First of all, since JCB's lujvo-making was SO atrociously malglico, I am
suspicious of any langauge design concept based on such analysis.  Since
jimc then refined his ideas based on his own usage, which was never
accepted as correct and/or understandable Loglan by anyone but him -
even WITH his explanations, his refinement is equally suspect.  I want
to wait until we have lujvo made by many speakers, including non-English
natives, before I presume to make rules that hint at prescription.
Until then, I'll accept a lack of "empowerment" feelings in favor of
people relying on their own intuition of what other people will
understand, their non-analytical generalizations from what other people
do, and most important, what they bring to Lojban from their own natural
language.

Second of all, I think the belenu analysis is simply flawed.  Both JCB
was flawed in buiding such a pattern and jimc was flawed in assuming it
based on JCB.  I think that belenu lujvo are 'properly' built as
"nunco'ebroda, with Zipfean considerations allowing the nu to be left
out for common concepts when the x1 of the modifier term co'e isn't
going to be plausible as a most useful form.

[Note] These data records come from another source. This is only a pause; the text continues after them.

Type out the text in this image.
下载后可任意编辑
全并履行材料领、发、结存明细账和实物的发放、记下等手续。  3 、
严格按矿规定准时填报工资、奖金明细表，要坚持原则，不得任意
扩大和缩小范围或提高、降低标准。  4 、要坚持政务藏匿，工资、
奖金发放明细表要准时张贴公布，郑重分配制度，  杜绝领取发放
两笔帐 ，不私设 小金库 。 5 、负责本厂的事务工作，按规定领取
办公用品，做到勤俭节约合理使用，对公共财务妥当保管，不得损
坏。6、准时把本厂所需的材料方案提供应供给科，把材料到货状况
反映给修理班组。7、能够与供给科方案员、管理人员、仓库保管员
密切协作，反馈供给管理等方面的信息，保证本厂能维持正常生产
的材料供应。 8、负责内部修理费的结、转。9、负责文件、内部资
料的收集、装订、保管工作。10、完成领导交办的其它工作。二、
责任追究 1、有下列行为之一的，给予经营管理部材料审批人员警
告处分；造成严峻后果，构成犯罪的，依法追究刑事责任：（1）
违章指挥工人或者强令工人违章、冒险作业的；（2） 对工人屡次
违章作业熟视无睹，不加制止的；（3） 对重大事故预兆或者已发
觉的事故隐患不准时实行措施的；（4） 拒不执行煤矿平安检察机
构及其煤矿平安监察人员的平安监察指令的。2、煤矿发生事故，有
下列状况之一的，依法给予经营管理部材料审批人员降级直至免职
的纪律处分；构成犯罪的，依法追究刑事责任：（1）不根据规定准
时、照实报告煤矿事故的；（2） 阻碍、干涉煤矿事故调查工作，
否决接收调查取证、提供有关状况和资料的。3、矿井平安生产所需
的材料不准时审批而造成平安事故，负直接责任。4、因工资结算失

The Lojban example I will cite is the never questioned until this week
"le'avla" which is really either nunlebna valsi, or selyle'a valsi,
lujvo-ized with the cmavo omitted either by intent or error.  Most would
now choose the latter origin as a better word basis (selyle'avla?), but
I suspect that my thought process when coining it was "borrowing?  - nah
we aren't going to give it back - taking! nunlebna.  But I can shorten
this from nunle'akemvla to the more ambiguous nunle'avla to le'avla
which is a short enough word for a basic Lojban concept, and I can't see
any good use for taker-word."  I don't know if this WAS my thought
process, but it seems more plausible and more like the way I want people
to think about lujvo-making, than the rote formula of "belenu".

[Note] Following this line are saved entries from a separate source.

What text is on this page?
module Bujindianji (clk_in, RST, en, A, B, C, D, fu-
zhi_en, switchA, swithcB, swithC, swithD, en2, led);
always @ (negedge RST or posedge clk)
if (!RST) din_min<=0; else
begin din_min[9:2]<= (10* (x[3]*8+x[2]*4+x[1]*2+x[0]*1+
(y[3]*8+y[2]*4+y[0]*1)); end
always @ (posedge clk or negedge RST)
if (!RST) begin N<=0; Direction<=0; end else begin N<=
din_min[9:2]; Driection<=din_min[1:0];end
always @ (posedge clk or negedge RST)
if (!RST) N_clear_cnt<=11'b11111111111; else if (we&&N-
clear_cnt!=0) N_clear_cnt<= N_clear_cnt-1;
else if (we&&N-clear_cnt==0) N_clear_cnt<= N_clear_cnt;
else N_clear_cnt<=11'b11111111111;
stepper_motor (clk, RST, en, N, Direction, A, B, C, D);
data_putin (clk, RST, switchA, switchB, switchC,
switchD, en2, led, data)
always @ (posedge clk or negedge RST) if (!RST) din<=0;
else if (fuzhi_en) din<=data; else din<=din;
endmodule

(Will le'avla change to the longer but more accurate se-based word - who
knows.  I may put both in the dictionary and find out.)

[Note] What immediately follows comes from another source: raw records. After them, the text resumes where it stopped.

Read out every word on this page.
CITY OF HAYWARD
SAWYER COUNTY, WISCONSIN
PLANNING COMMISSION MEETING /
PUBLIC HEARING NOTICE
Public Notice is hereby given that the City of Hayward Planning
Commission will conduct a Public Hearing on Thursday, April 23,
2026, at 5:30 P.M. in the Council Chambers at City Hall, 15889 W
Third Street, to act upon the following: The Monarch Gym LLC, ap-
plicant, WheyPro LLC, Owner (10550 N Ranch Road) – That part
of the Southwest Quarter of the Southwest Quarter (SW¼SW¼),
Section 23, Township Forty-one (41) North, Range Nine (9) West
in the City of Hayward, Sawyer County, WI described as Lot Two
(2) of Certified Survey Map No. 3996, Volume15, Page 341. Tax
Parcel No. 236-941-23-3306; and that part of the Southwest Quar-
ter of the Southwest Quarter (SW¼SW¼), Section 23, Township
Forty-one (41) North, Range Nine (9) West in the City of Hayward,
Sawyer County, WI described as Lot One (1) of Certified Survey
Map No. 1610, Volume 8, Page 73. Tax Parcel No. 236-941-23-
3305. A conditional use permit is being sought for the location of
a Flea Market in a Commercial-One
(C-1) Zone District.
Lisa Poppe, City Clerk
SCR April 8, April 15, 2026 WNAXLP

>Key point:  maybe something easy can be done so a speaker can indicate
>which interpretation he wants for cevrirni.  But before such a mechanism
>can be sought, the participants have to agree that dikyjvo are a Good
>Idea, i.e. that it's worth searching for the resolution mechanism.

Right.  And I don't agree.  Lojban tanru are ambiguous by intent, and
Lojban lujvo are an embodiment and rigidification of tanru, with some
simplifying rules thrown in recognizing natural linguistic processes.  I
want the language to be a creative endeavor, not a mechanical one,
during its formative years.  I have no doubt that in any case, people
will learn to make lujvo, and learn to make them quickly and
effectively, without rules.  After all every one of us has done so.  A
lujvo that isn't understood by the listener doesn't survive, or gets
critiqued in countless Wallops and counter Wallops %^)

>As to statistics, lujvo can only be counted after the dikyjvo rules are
>irrevocably in place, so it's hopeless to base the original rules on
>statistics.  We have to "bootstrap" it just as JCB did:  What will
>people most likely want to say?  How can we make it easy for them?  What
>place structures and combining rules will coherently generate large
>numbers of useful lujvo?

The first sentence of course assumes that we want dikyjvo rules.  If you
want to do it as JCB did then don't use dikyjvo, use malglico.  He made
words into lujvo or gismu theoretically on a word-frequency basis
(.ianai) - which is of course why billiards and olive made his gismu
list.  Really he started with good intentions and then got lazy and
idiosyncratic.

I favor figuring out what people are most likely to say - a Lojban Eaton
project is a sure-fire necessity for the next phase of the project,
perhaps also using more up-to-date word frequency studies from more
variety of languages.  The only way to make these words avaliable
"easily" to lo'e lojbo is by making them for him.  Most people are
waiting for a dictionary simply because they don't WANT to make up
words, not because of an empowering thing.  They want a prescription,
and I refuse to give them one.  (As much as possible, as time goes on, I
intend to work for more than one Lojban word for as many English words
as possible, so people HAVE to think about what they want to say in
Lojbanic, and not English-equivalent or rote process terms and make a
choice.  Because ONLY if we do so, will Lojban break free of English.)

Well, maybe the masses will learn some of this by rote rules, but the
poets that set the examples and teach the language had better be more
creative and thoughtful than that.  I admire Nick for his efforts, AND
his recognition of the limits of dikyjvo - EARLY.


[By the way - this is not to say that the flawed belenu 'guideline' is
'wrong' or non-useful - merely that I don;t want to see it taught as
anything even hinting at a prescription.